Why Don’t Libertarians Care About Ron Paul’s Bigoted Newsletters?
James Kirchick
December 22, 2011 | 12:00 am
Nearly four years ago, on the eve of the New Hampshire Republican presidential primary, The New Republic published my expose of newsletters published by Texas Congressman Ron Paul. The contents of these newsletters can best be described as appalling. Blacks were referred to as “animals.” Gays were told to go “back” into the “closet.” The “X-Rated Martin Luther King” was a bisexual pedophile who “seduced underage girls and boys.” Three months before the Oklahoma City bombing, Paul praised right-wing, anti-government militia movements as “one of the most encouraging developments in America.” The voluminous record of bigotry and conspiracy theories speaks for itself.

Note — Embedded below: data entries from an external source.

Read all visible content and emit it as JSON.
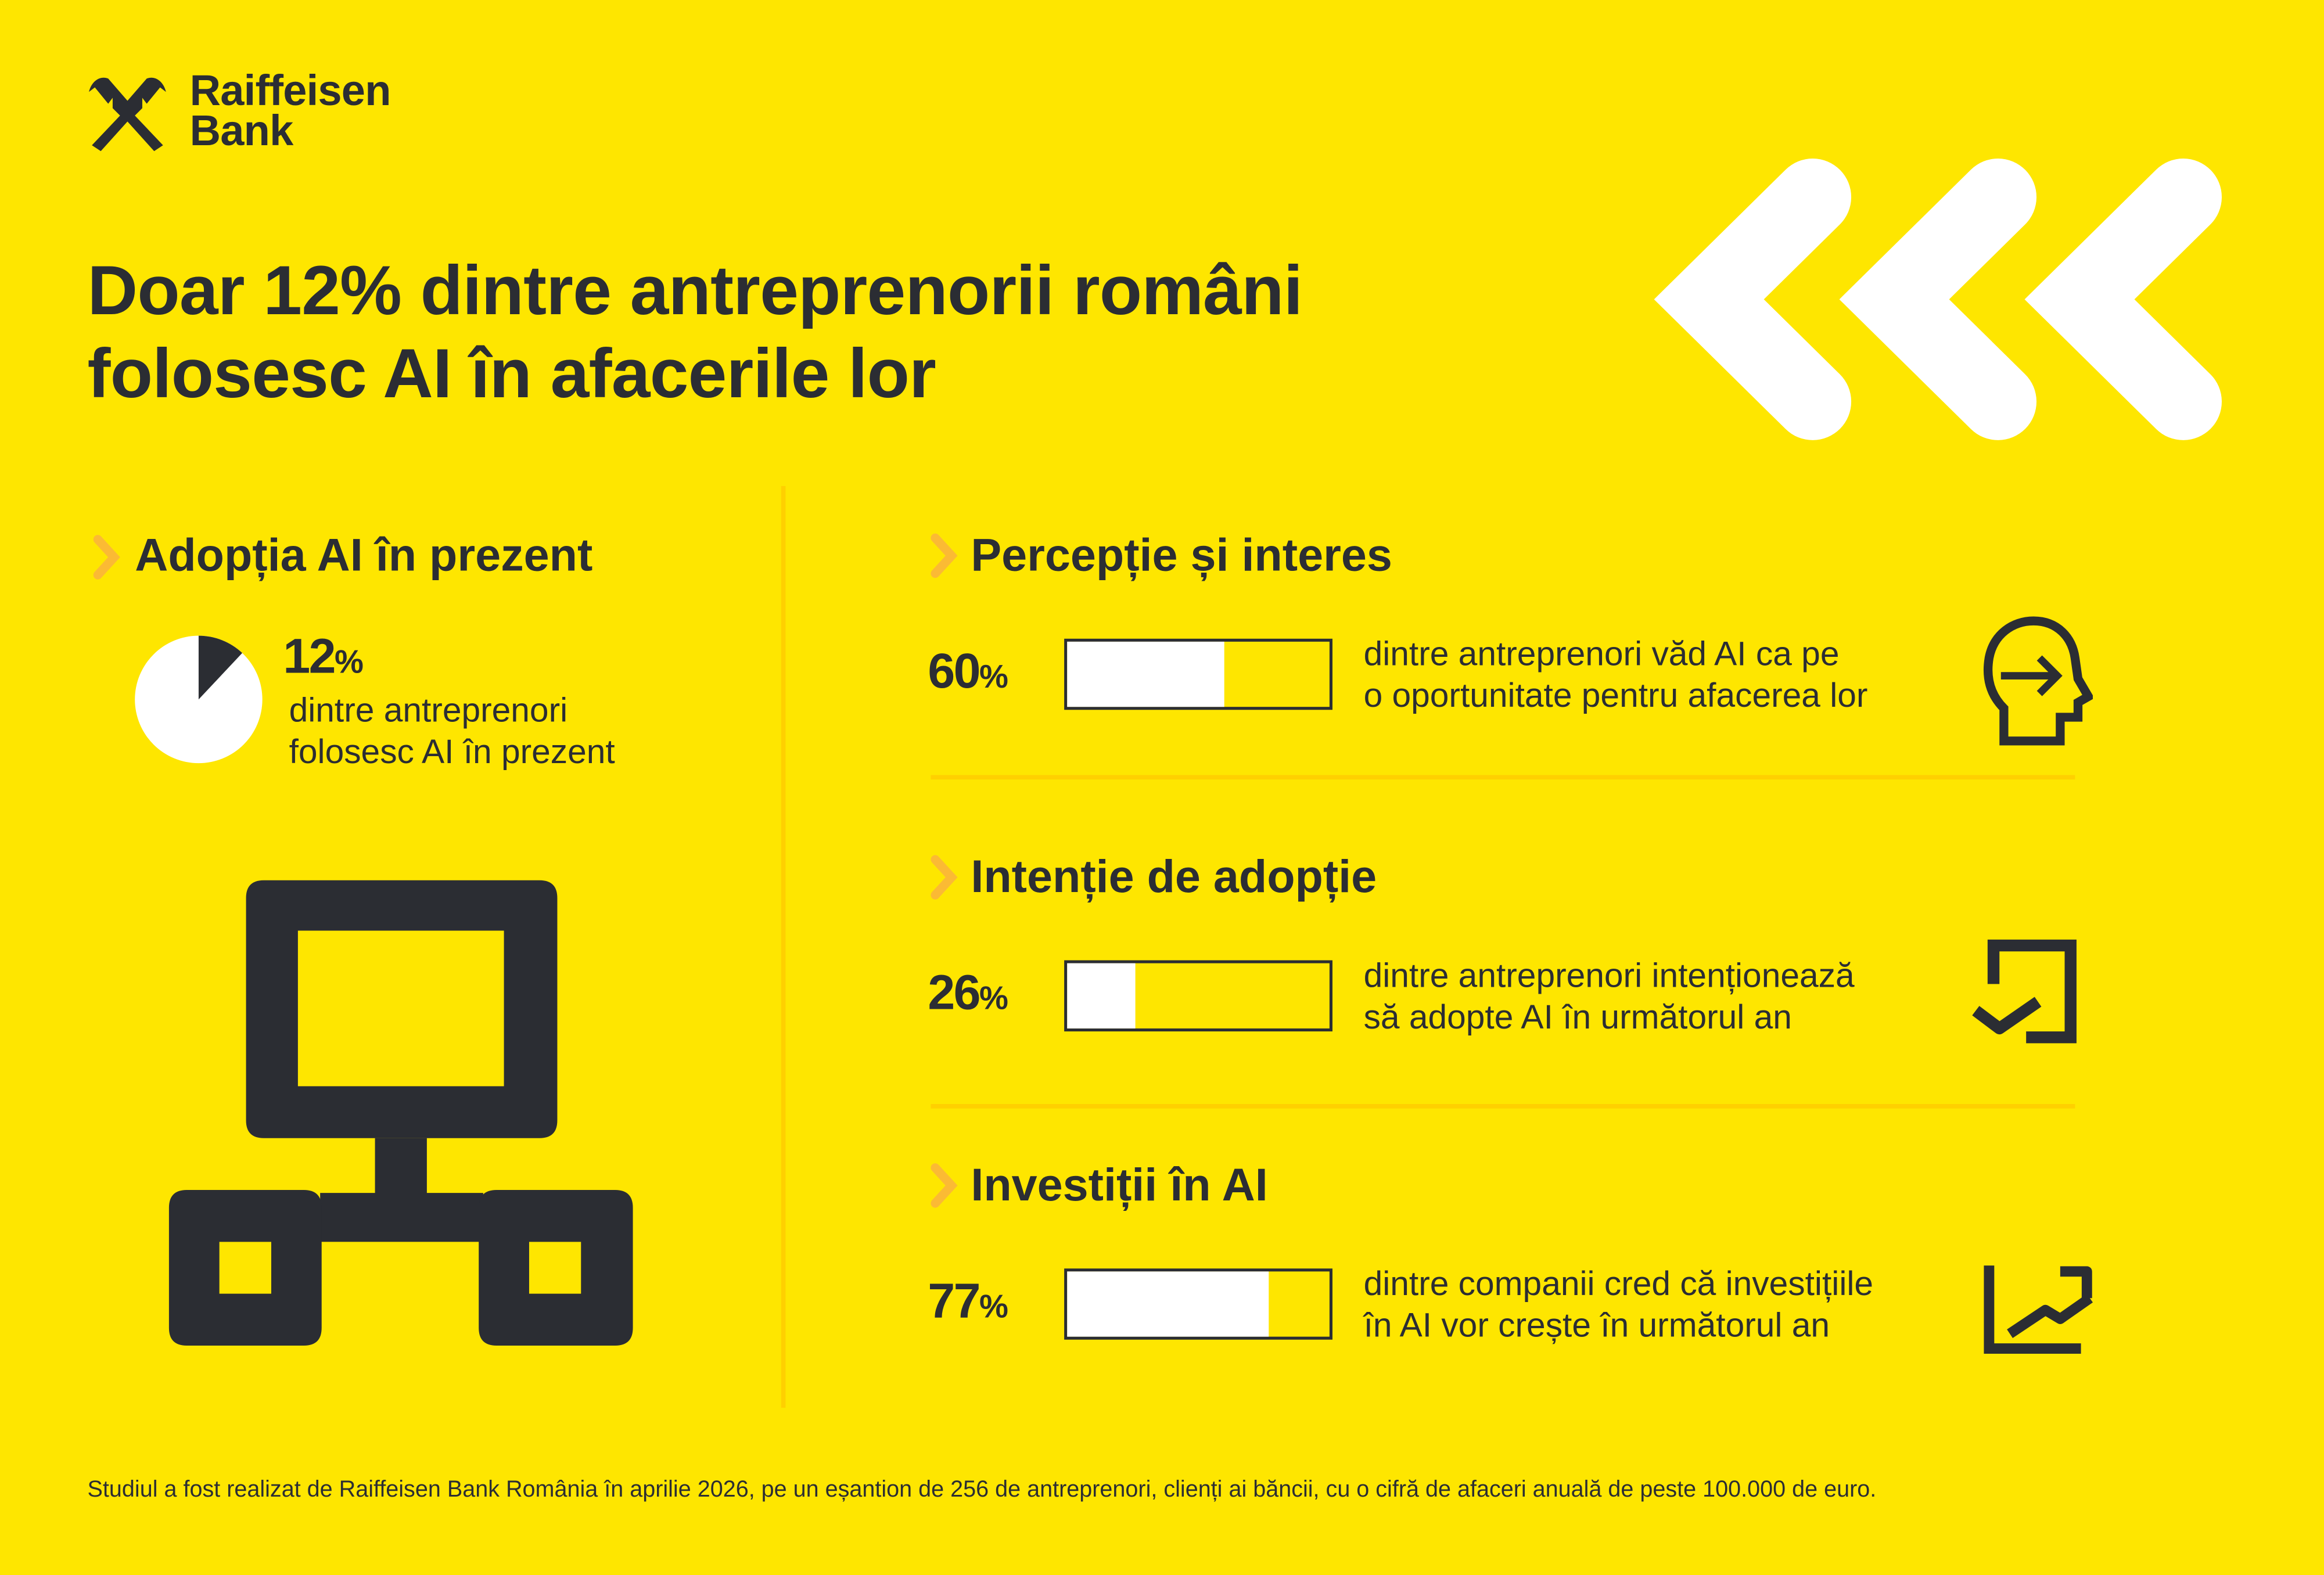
{
  "brand": {
    "name_line1": "Raiffeisen",
    "name_line2": "Bank",
    "logo": "raiffeisen-gable-cross-logo"
  },
  "title": {
    "line1": "Doar 12% dintre antreprenorii români",
    "line2": "folosesc AI în afacerile lor"
  },
  "colors": {
    "background": "#FEE600",
    "text": "#2B2D33",
    "accent_chevron": "#FBBA34",
    "bar_fill": "#FFFFFF",
    "divider": "#FFD000"
  },
  "left_section": {
    "heading": "Adopția AI în prezent",
    "stat_value": "12",
    "stat_unit": "%",
    "stat_fraction": 0.12,
    "desc_line1": "dintre antreprenori",
    "desc_line2": "folosesc AI în prezent",
    "illustration": "network-diagram-icon"
  },
  "sections": [
    {
      "heading": "Percepție și interes",
      "value": "60",
      "unit": "%",
      "fraction": 0.6,
      "desc_line1": "dintre antreprenori văd AI ca pe",
      "desc_line2": "o oportunitate pentru afacerea lor",
      "icon": "head-arrow-icon"
    },
    {
      "heading": "Intenție de adopție",
      "value": "26",
      "unit": "%",
      "fraction": 0.26,
      "desc_line1": "dintre antreprenori intenționează",
      "desc_line2": "să adopte AI în următorul an",
      "icon": "checkbox-check-icon"
    },
    {
      "heading": "Investiții în AI",
      "value": "77",
      "unit": "%",
      "fraction": 0.77,
      "desc_line1": "dintre companii cred că investițiile",
      "desc_line2": "în AI vor crește în următorul an",
      "icon": "trend-up-chart-icon"
    }
  ],
  "footer": "Studiul a fost realizat de Raiffeisen Bank România în aprilie 2026, pe un eșantion de 256 de antreprenori, clienți ai băncii, cu o cifră de afaceri anuală de peste 100.000 de euro."
}
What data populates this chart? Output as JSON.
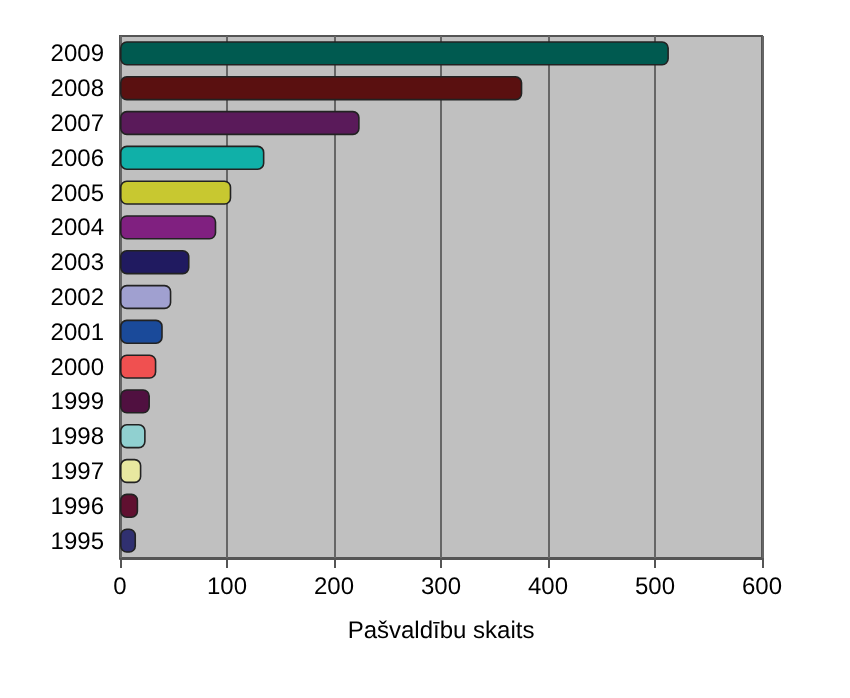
{
  "chart_data": {
    "type": "bar",
    "orientation": "horizontal",
    "xlabel": "Pašvaldību skaits",
    "categories": [
      "2009",
      "2008",
      "2007",
      "2006",
      "2005",
      "2004",
      "2003",
      "2002",
      "2001",
      "2000",
      "1999",
      "1998",
      "1997",
      "1996",
      "1995"
    ],
    "values": [
      513,
      376,
      224,
      135,
      104,
      90,
      65,
      48,
      40,
      34,
      28,
      24,
      20,
      17,
      15
    ],
    "colors": [
      "#005a50",
      "#5a1010",
      "#5a1a5a",
      "#10b0a8",
      "#c8c830",
      "#802080",
      "#201a60",
      "#a0a0d0",
      "#1a4a9a",
      "#f05050",
      "#501040",
      "#90d0d0",
      "#e8e8a0",
      "#601030",
      "#303070"
    ],
    "xlim": [
      0,
      600
    ],
    "xticks": [
      0,
      100,
      200,
      300,
      400,
      500,
      600
    ],
    "grid": "x"
  }
}
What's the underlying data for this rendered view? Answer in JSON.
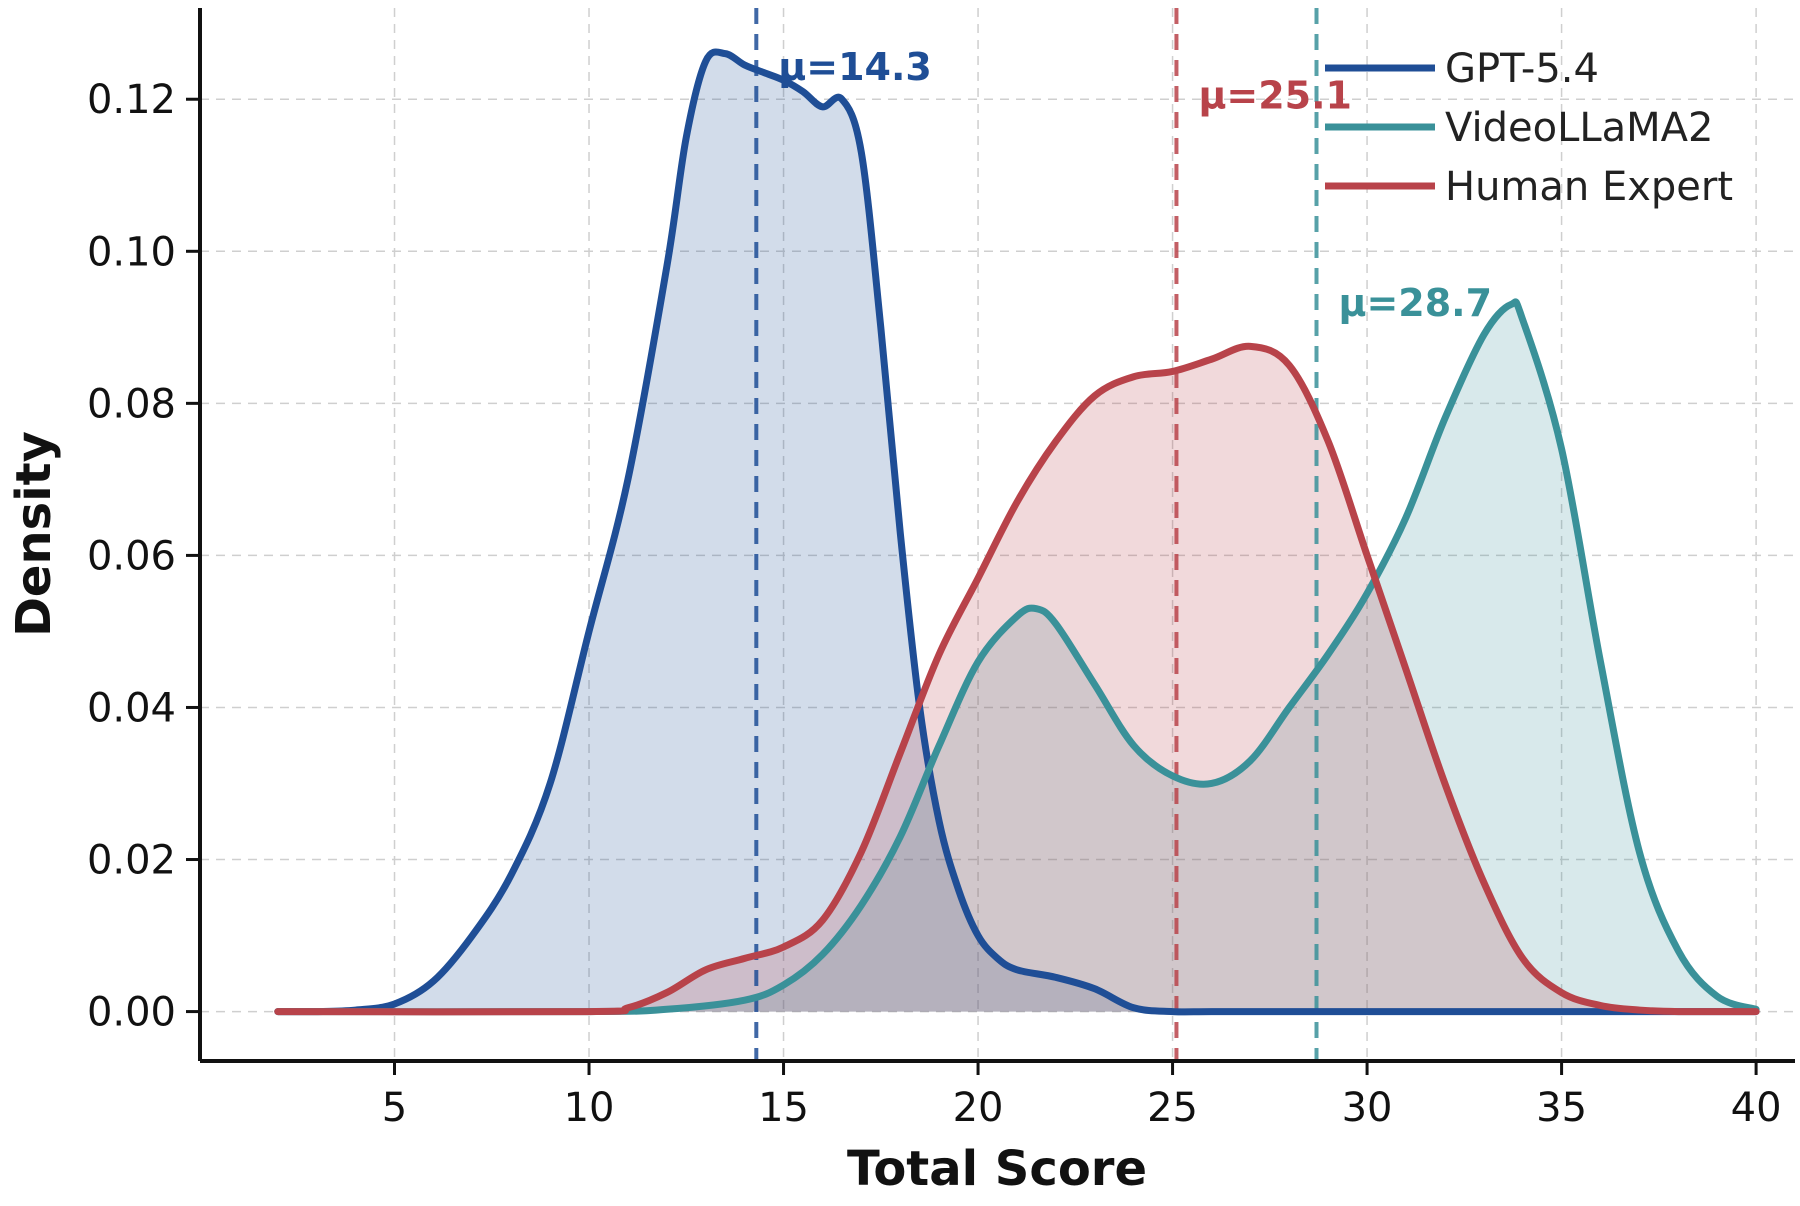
{
  "chart_data": {
    "type": "area",
    "title": "",
    "xlabel": "Total Score",
    "ylabel": "Density",
    "xlim": [
      0,
      41
    ],
    "ylim": [
      -0.0065,
      0.132
    ],
    "x_ticks": [
      5,
      10,
      15,
      20,
      25,
      30,
      35,
      40
    ],
    "y_ticks": [
      0.0,
      0.02,
      0.04,
      0.06,
      0.08,
      0.1,
      0.12
    ],
    "x_tick_labels": [
      "5",
      "10",
      "15",
      "20",
      "25",
      "30",
      "35",
      "40"
    ],
    "y_tick_labels": [
      "0.00",
      "0.02",
      "0.04",
      "0.06",
      "0.08",
      "0.10",
      "0.12"
    ],
    "grid": true,
    "legend_position": "top-right",
    "series": [
      {
        "name": "GPT-5.4",
        "color": "#1f4e96",
        "mean": 14.3,
        "mean_label": "μ=14.3",
        "x": [
          2,
          3,
          4,
          5,
          6,
          7,
          8,
          9,
          10,
          11,
          12,
          12.5,
          13,
          13.5,
          14,
          14.5,
          15,
          15.5,
          16,
          16.5,
          17,
          17.5,
          18,
          18.5,
          19,
          19.5,
          20,
          20.5,
          21,
          22,
          23,
          24,
          25,
          26,
          28,
          30,
          32,
          34,
          36,
          38,
          40
        ],
        "values": [
          0,
          0,
          0.0002,
          0.001,
          0.004,
          0.01,
          0.018,
          0.03,
          0.05,
          0.07,
          0.098,
          0.115,
          0.125,
          0.126,
          0.1245,
          0.1235,
          0.1225,
          0.121,
          0.119,
          0.12,
          0.113,
          0.09,
          0.063,
          0.04,
          0.025,
          0.016,
          0.01,
          0.007,
          0.0055,
          0.0045,
          0.003,
          0.0005,
          0,
          0,
          0,
          0,
          0,
          0,
          0,
          0,
          0
        ]
      },
      {
        "name": "VideoLLaMA2",
        "color": "#3a9199",
        "mean": 28.7,
        "mean_label": "μ=28.7",
        "x": [
          2,
          10,
          12,
          14,
          15,
          16,
          17,
          18,
          19,
          20,
          21,
          21.5,
          22,
          23,
          24,
          25,
          26,
          27,
          28,
          29,
          30,
          31,
          32,
          33,
          33.7,
          34,
          35,
          36,
          37,
          38,
          39,
          40
        ],
        "values": [
          0,
          0,
          0.0003,
          0.0015,
          0.0035,
          0.0075,
          0.014,
          0.023,
          0.035,
          0.046,
          0.052,
          0.053,
          0.051,
          0.043,
          0.035,
          0.031,
          0.03,
          0.033,
          0.04,
          0.047,
          0.055,
          0.065,
          0.078,
          0.089,
          0.093,
          0.091,
          0.074,
          0.046,
          0.021,
          0.008,
          0.002,
          0.0003
        ]
      },
      {
        "name": "Human Expert",
        "color": "#b8434a",
        "mean": 25.1,
        "mean_label": "μ=25.1",
        "x": [
          2,
          10,
          11,
          12,
          13,
          14,
          15,
          16,
          17,
          18,
          19,
          20,
          21,
          22,
          23,
          24,
          25,
          26,
          27,
          28,
          29,
          30,
          31,
          32,
          33,
          34,
          35,
          36,
          37,
          38,
          40
        ],
        "values": [
          0,
          0,
          0.0005,
          0.0025,
          0.0055,
          0.007,
          0.0085,
          0.012,
          0.021,
          0.034,
          0.047,
          0.057,
          0.067,
          0.075,
          0.081,
          0.0835,
          0.0842,
          0.0858,
          0.0875,
          0.085,
          0.075,
          0.06,
          0.045,
          0.03,
          0.017,
          0.007,
          0.0025,
          0.0008,
          0.0002,
          0,
          0
        ]
      }
    ]
  }
}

And yet, four years on, Ron Paul’s star is undimmed. Not only do the latest polls place him as the frontrunner in the Iowa Caucuses, but he still enjoys the support of a certain coterie of professional political commentators who, like Paul himself, identify as libertarians. Most prominent among them is Daily Beast blogger Andrew Sullivan, who gave Paul his endorsement in the GOP primary last week, as he did in 2008. But he is not alone: Tim Carney of The Washington Examiner recently bemoaned the fact that “the principled, antiwar, Constitution-obeying, Fed-hating, libertarian Republican from Texas stands firmly outside the bounds of permissible dissent as drawn by either the Republican establishment or the mainstream media,” while Conor Friedersdorf of The Atlantic argues that Paul’s ideas cannot be ignored, and that, for Tea Party Republicans, “A vote against Paul requires either cognitive dissonance—never in short supply in politics—or a fundamental rethinking of the whole theory of politics that so recently drove the Tea Party movement.”